Navy Base Paint, Blast & Rubber Facility

Size

74,249 sf

Cost

$52M

When RWH Architect was recruited for this large-scale federal design-build manufacturing modernization project, the mission was clear: replace an aging, inefficient industrial campus with a secure, high-performance facility capable of supporting complex, mission-critical operations for decades to come.

What followed was not simply a new building project — it was a full-scale transformation of an industrial campus shaped by decades of piecemeal expansion, outdated infrastructure, and facilities long past their useful service life.

A Campus Ready for Reinvention

The scope was substantial:

  • 74,249 square feet of new construction

  • 52,727 square feet of renovation across three existing buildings

  • 73,450 square feet of demolition, including eight full buildings and portions of two others

But the real complexity extended beyond square footage. The site required full permitting, relocation of underground and overhead utilities, railroad track demolition and reconfiguration, hazardous materials abatement, and the integration of strict Anti-Terrorism Force Protection (ATFP) standards — all while maintaining operational continuity.

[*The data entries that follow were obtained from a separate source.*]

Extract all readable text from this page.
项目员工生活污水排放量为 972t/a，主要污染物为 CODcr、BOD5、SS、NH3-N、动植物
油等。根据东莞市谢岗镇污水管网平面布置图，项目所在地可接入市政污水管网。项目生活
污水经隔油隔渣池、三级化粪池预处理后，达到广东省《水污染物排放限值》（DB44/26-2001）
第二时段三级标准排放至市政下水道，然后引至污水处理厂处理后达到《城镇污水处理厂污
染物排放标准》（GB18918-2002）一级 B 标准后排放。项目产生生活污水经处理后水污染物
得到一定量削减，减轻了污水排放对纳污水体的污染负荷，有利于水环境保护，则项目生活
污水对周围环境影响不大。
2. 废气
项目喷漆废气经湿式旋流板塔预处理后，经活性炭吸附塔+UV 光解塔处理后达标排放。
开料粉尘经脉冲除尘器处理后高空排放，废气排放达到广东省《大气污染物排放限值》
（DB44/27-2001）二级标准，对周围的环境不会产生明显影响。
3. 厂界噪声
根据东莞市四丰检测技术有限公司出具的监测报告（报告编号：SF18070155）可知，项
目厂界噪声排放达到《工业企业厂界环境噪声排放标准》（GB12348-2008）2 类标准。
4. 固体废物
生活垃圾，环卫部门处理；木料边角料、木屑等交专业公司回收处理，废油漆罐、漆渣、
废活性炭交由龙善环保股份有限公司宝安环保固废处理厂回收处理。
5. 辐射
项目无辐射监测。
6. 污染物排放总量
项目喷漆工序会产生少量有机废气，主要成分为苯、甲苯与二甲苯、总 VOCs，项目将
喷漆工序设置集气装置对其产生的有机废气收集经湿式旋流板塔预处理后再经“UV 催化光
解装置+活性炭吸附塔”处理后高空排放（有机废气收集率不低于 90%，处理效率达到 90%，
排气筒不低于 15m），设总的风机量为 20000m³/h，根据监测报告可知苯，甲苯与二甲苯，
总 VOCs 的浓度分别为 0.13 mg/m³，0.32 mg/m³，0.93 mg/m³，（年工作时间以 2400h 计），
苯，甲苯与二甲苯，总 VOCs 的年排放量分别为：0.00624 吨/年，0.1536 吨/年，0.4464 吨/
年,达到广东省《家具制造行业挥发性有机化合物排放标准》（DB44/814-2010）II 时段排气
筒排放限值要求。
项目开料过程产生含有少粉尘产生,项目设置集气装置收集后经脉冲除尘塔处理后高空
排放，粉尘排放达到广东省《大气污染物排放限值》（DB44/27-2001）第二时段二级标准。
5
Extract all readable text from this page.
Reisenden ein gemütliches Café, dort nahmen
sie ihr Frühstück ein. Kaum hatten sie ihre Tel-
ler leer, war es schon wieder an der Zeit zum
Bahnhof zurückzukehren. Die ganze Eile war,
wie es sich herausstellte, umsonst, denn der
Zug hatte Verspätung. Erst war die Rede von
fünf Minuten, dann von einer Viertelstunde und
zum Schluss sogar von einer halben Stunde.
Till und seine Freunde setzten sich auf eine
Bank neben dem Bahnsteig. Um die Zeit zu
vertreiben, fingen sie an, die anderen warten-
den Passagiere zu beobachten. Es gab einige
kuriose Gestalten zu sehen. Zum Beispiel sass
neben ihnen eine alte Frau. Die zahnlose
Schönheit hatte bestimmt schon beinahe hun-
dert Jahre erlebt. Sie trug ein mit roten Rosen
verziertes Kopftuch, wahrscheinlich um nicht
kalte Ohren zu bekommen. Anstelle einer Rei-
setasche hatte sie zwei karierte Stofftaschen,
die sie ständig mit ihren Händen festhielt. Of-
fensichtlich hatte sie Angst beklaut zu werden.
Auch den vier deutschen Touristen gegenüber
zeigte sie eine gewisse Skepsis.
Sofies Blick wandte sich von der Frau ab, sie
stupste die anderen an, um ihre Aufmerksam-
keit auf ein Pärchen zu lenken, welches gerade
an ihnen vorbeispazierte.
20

This was federal industrial architecture at its most demanding.

Designing Through Constraint

The existing buildings contained significant hazardous materials, including asbestos and lead-contaminated components — common in facilities of this era. Rather than treating remediation as an afterthought, RWH Architect embedded environmental planning into the earliest phases of design.

By sequencing demolition strategically and coordinating closely with remediation teams, the project minimized risk, controlled costs, and prevented schedule delays.

At the same time, critical utility infrastructure — both above and below ground — required relocation without interrupting mission operations. RWH’s integrated planning approach reorganized the site to improve long-term efficiency, modernize infrastructure corridors, and strengthen campus security.

Security as Architecture

Federal projects demand more than aesthetics and performance — they demand resilience.

Security requirements, including ATFP standards, were not layered onto the project late in design. They informed it. Building setbacks, hardened envelopes, controlled access points, and carefully zoned interiors were incorporated from concept phase forward.

The result is a facility where architecture and security operate as one cohesive system — seamless, intentional, and future-ready.

Engineering a High-Performance Manufacturing Environment

The new 74,249-square-foot facility consolidates highly specialized industrial functions under one modern, flexible structure. The building houses:

  • Rubber Manufacturing

  • Shaft Operations

  • Very Large Parts Processing

  • Blast and Paint Operations

  • Waterjet and SHT Buffer Operations

  • Fiberglass Repair

  • Plastisol and Linoleum/Carpet Operations

  • Consumable and Hazmat Storage

  • Administrative and Support Areas

Operational adjacencies were meticulously studied to streamline workflow, improve safety, and reduce inefficiencies that had developed over decades of fragmented growth.

High-bay spaces were designed for flexibility, allowing future process changes without structural compromise — a key strategy for long-term federal facility resilience.

Sustainable Industrial Modernization

Many of the demolished structures were decades beyond their intended lifespan, consuming excessive energy and offering little environmental control.

The new and renovated facilities dramatically reduce energy consumption through:

  • High-performance building envelope systems

  • Energy-efficient mechanical and ventilation systems

  • Strategic daylight integration

  • Durable, low-maintenance industrial materials

Sustainability was not an added feature — it was a modernization imperative.

Phased Delivery, Long-Term Impact

Construction began in Summer 2019 and concluded in 2023, delivered through a collaborative design-build model that prioritized cost control, schedule integrity, and risk mitigation.

Today, the transformed campus stands as a secure, efficient, and mission-ready industrial environment — a significant departure from the deteriorating infrastructure it replaced.

Beyond Construction: Strategic Federal Facility Design

This project reflects RWH Architect’s broader expertise in:

  • Government and federal facility design

  • Industrial and manufacturing architecture

  • Phased demolition and renovation

  • Hazardous material coordination

  • High-security and ATFP-compliant environments

  • Sustainable campus modernization

More than a new building, this effort represents the strategic reinvention of a federal manufacturing campus — designed to serve safely, efficiently, and sustainably for generations to come.